Beitrag von Probator »

Tobi P. hat geschrieben: Freitag 10. August 2018, 18:41die Iso-Messung wird heutzutage in vielen Fällen sowieso überschätzt. Sobald ich mit meiner Prüfspannung aufgrund des Geräteaufbaus nicht alle Teile der Schaltung erfassen kann (da reicht schon ein simples Netzschütz aus) sagt eine Isomessung recht wenig über den isolationstechnischen Zustand des Gerätes aus.
Recht weit kommt man mit der Iso-Messung sowieso nicht, denn im handelsüblichen PC kommt ja sofort das Schaltnetzteil. Interessanter ist also die Messung des Schutzleiterstroms (AKTIV!) bei laufendem Gerät.
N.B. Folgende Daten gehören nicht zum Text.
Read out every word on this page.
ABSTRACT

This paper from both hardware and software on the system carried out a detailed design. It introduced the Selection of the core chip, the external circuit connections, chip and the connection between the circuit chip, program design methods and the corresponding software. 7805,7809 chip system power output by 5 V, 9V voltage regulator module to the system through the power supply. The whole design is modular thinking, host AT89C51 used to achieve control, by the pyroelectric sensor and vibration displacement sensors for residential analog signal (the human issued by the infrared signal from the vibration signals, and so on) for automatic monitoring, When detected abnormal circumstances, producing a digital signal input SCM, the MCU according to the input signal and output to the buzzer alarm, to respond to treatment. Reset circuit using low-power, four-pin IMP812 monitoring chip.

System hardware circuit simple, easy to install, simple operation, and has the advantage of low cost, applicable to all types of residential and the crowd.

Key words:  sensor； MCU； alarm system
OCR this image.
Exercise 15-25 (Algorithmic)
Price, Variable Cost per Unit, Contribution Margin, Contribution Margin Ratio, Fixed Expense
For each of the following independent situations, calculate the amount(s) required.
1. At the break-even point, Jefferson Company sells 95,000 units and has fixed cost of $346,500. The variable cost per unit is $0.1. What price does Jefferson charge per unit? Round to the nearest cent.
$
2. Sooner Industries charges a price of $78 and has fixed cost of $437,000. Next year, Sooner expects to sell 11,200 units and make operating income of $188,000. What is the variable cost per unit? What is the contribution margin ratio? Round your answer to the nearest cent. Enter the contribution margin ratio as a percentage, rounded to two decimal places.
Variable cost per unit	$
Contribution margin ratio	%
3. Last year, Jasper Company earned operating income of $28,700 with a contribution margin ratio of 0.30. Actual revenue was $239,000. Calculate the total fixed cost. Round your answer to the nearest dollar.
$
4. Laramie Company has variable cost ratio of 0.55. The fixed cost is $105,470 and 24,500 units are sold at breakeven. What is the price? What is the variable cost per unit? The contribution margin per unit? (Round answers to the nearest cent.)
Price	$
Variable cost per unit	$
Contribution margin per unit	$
Aber für gequetschte Kaltgeräte-Leitungen halte ich die Iso-Messung dennoch für sinnvoll und würde sie daher ausschließlich bei jenen PCs entfallen lassen, deren Funktionsfähigkeit elementar wichtig ist.
Ich denke da an Rechner in der Leitstelle einer Feuerwehr, einen industriellen Steuerrechner (für den es seit Jahren keine Ersatzteile mehr gibt) oder ähnliches.
Bei einem normalen Büro-PC (der sein Backup per Netzwerk bekommt) kenne ich keine Gnade. Warum auch, 500V muss er aushalten, sonst hätte er nie verkauft werden dürfen.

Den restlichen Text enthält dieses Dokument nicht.